Strengere maatschappelijke eisen

Een slinkend aantal steeds grotere supermarktketens domineert in toenemende mate de detailhandel in voedings- en genotmiddelen. Zij stellen naast de overheid steeds strengere eisen aan de agrarische producent, vooral op het gebied van kwaliteit en veiligheid van producten. Ook de voedings- en genotmiddelenindustrie is volop in beweging door grensoverschrijdende overnames en herschikkingen.

Voor wat betreft de ruimte zijn er grote claims voor woningen, bedrijven, infrastructuur, natuur en recreatie, vooral in het westen van het land. Om in de ruimtebehoefte te voorzien, beveelt de Vijfde Nota Ruimtelijke Ordening onder meer gecombineerd ruimtegebruik aan. Een voorbeeld is agrarisch natuurbeheer, waarvoor de belangstelling groot is. Ongeveer 18% van de landbouwbedrijven had in 1999/00 inkomsten uit natuurbeheer, tegen 14% een jaar eerder. Gemiddeld gaat het om een vergoeding van 6.800 gulden per bedrijf.

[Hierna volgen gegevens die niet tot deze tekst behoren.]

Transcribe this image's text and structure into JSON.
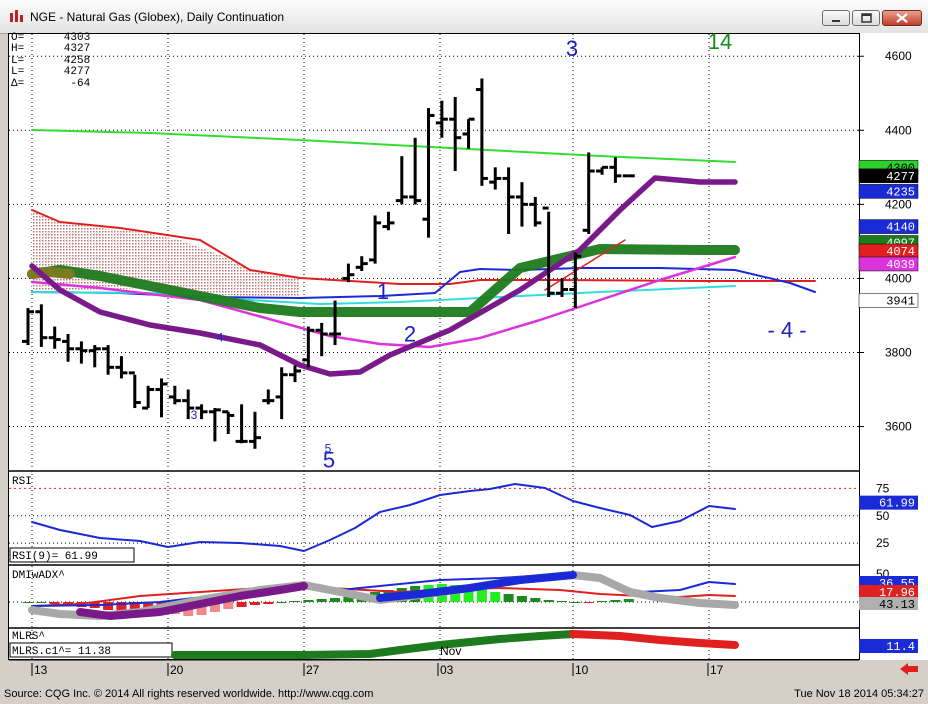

Op milieugebied zijn er ten aanzien van gewasbeschermingsmiddelen, energieverbruik en mineralen belangrijke vorderingen gemaakt door de land- en tuinbouw, al blijken sommige eerdere beleidsdoelstellingen te hoog gegrepen.

Steeds meer over de grens

In 2000 steeg het saldo van de Nederlandse agrarische export en import tot bijna 43 miljard gulden, tegenover 36 miljard gulden in 1999. Sierteeltproducten zijn het visitekaartje van de Nederlandse agrosector, maar ook vlees en zuivel dragen veel bij aan het saldo. Maar liefst 80% van de export vindt zijn bestemming binnen de EU. Na enkele jaren van stagnatie groeide de agrarische export naar Duitsland, terwijl de exporttoename naar het Verenigd Koninkrijk doorzette. Dankzij de zwakke euro nam het prijsverschil met de wereldmarkt af, waardoor de landbouwsteun in de EU in 2000 lager uitviel dan in 1999. In de VS, waar voor het derde achtereenvolgende jaar extra subsidies aan de agrarische sector werden verleend, nam de landbouwsteun toe.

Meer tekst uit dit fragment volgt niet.